Мирович закрывал глаза, старался забыться, не мыслить ни о чём. Ряд дорогих, дразнивших воспоминаний вставал перед ним. Театр в Гостилицах, первое объяснение, писанье мадригалов, встречи у знакомых, разлука, переписка из заграничного похода и новая встреча в Шлиссельбурге. Он пытался думать о своём деле, как найдёт он главные нужные бумаги, как получит следующее ему по праву, станет богат и даст знать Поликсене, что теперь он без стеснения может предложить ей руку и сердце. Он устремлял свои мысли к суду, к дяде Григорию, к Якову Евстафьевичу и его мирному хутору на Донце, где тот жил с молодою женой и новорождённым сыном, а из-за них, против его воли, выплывал и дразнил его злой и гордый образ далёкой волшебницы.
В половине сентября Мирович сходил к священнику, попросил бумаги и послал на почту два письма. Одно было к корпусному товарищу, Якову Евстафьевичу, с извещением, что он думает опять заехать к нему в Харьковское наместничество. На другом письме была надпись: «Оренбургской линии, в крепость Татищеву». То было письмо к Пчёлкиной. Мирович ей сообщил, где и почему он теперь находится, умолял её отозваться хоть словом и прибавил, что, если она оставит это последнее обращение к ней без внимания, он сочтёт, что между ними всё и навсегда кончено. Ответа не приходило. Мирович ждал и, теряя терпение, окончательно убеждался в своём предчувствии. Забыв о пище, лишённый сна, он лежал в пчельнике и не спускал с тропинки упорных, сердито-напряжённых глаз, ждал, что вот-вот явится желанный ответ. Работник Данилы, охая и ворча под нос, следил за тем, что сталось с гостем. «Обидели малого, – рассуждал он. – Замолчали судовые аспиды, не выходит ему решения». Не подавал о себе вести и повытчик, дядя Григорий.
Однажды, то было в начале октября, стояли превосходные, чисто малорусские осенние дни, ясные, сухие и тёплые, как в мае. Безоблачная синева высилась над тихими, пахнувшими чабрецом и калуфером дебрями, над просохшими, усеянными лиловыми головками дикого лука лугами. По лесу тянулись нити налетавшей с полей бродячей паутины. Всё было чутко, всё сверкало и млело под последними лучами щедрого, невысоко стоявшего солнца.
Большая муха, звонко жужжа, билась в сетке паука, меж пучками цветов, висевших на стене пчельника. Мышь, шелестя, пробиралась где-то в соломенной крыше. Мирович, закинув руки на голову, лежал на притоптанном сене, в углу горенки под торбаном. Мысли с невероятной быстротой менялись, проходили в его душе.
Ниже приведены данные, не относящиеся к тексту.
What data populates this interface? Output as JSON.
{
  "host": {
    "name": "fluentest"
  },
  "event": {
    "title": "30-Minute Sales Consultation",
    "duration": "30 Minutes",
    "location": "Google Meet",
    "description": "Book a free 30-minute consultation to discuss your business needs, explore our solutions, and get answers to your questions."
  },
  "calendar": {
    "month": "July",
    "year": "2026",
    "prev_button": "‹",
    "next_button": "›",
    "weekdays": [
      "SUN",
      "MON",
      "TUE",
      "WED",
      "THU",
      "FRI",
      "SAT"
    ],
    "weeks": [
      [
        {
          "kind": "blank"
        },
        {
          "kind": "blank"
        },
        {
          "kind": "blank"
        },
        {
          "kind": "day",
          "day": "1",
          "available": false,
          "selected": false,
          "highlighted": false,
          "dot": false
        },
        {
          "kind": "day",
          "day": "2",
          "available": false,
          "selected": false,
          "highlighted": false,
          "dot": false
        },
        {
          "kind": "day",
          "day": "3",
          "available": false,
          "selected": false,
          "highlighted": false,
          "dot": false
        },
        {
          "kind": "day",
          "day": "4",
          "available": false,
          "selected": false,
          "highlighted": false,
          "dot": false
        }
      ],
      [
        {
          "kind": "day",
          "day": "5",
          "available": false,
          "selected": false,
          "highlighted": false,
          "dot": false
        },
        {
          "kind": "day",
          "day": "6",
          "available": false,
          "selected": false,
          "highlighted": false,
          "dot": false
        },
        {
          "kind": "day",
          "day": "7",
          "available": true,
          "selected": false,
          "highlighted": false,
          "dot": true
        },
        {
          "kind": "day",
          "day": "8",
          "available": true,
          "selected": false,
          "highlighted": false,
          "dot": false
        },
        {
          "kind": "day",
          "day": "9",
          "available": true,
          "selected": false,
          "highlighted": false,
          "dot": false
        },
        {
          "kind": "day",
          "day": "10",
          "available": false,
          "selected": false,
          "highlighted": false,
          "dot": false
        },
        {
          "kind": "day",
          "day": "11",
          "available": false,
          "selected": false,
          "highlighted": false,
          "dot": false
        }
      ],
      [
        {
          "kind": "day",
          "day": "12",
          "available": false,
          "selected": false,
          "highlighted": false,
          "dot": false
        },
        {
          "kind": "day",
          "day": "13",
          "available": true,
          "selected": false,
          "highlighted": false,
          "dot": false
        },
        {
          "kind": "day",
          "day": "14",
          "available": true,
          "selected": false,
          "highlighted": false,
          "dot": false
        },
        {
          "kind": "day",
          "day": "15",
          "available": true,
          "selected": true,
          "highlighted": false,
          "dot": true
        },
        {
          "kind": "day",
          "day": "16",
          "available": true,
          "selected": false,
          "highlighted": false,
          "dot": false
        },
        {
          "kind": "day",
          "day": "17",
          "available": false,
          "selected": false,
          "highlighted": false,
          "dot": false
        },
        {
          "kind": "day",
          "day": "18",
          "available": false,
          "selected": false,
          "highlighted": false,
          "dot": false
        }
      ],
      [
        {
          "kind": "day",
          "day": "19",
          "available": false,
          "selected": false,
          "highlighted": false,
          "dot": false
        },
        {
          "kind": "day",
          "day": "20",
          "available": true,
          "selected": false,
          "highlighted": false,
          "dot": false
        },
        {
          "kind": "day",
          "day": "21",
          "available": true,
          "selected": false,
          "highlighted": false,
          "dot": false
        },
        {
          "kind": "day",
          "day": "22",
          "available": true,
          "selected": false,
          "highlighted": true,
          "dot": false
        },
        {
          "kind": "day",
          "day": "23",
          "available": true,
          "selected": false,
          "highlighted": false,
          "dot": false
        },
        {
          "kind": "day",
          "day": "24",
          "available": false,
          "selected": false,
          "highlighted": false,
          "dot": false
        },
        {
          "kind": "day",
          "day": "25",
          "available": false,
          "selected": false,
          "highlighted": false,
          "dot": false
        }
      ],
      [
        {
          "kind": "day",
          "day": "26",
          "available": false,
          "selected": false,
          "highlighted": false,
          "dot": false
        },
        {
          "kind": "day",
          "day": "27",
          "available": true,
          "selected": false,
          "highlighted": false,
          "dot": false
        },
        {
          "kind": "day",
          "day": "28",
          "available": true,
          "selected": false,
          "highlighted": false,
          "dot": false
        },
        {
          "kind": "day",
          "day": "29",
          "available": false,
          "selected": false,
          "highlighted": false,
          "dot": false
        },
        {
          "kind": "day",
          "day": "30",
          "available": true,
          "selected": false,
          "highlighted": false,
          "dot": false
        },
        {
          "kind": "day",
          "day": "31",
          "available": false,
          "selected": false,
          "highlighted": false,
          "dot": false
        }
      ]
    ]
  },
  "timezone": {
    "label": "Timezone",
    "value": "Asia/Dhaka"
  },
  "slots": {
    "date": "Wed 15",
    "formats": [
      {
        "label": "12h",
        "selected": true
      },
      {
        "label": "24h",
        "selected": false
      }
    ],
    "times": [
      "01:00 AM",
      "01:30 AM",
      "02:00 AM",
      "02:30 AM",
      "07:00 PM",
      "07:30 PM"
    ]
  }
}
«Болото, тина, глубь реки, – рассуждал он о виденных им городах и местечках родины, – ничего-то, как есть ничего тут не знают и знать, как видно, не хотят из того, что делается там, наверху, где воля, жизнь и свет! Заговорил я о столицах – зевают только да вздыхают, поглядывая на закуски и графинчики, как бы кто скорей опять догадался предложить по маленькой. О событиях дворских ни гугу… Про столь важную перемену, всколыхавшую обе резиденции, слышали одни кончики, ничтожные пустые обрывки либо чистый, глупый вздор – тот-де вон оттого повысился, этому дали красную, а тому «блакитную» – голубую ленту. Я о масонах, а они о ярмонке, о волах да о всходах озимей. Упомянул я о принце Иоанне… и существования его не подозревают, имени его не слыхивали. Боже! ужели мне сюда навек, в эту глубину, на илистое дно? Отчего ж нет? Обстригу косу и букли, запущу бороду, поселюсь тут на пасеке – кстати же Данило Тарасович полюбил меня и зовёт к себе в приймы; к Якову Евстафьевичу наведаюся – как-то он копается, трудится с своим хозяйством, с долгами? и никогда отсюда, от пчёл, от овец, волов и от этой яворщины – ни ногой. Здесь настоящий предопределённый людям Соломонов храм жизни; здесь вековечное, истинное счастье…»
В горенку, где лежал Мирович, вошёл работник священника.
– Батюшка ездил в Переяслав, – сказал он, – и привёз вашей милости с почты письмо.
Мирович бросился с пакетом к узенькому оконцу. То был ответ от Поликсены. Она сообщала из Сакмарского городка, что их туда перевели из Татищевой, что она по-прежнему его помнит и ему сочувствует, но мысли её не изменились: она просит её оставить в покое.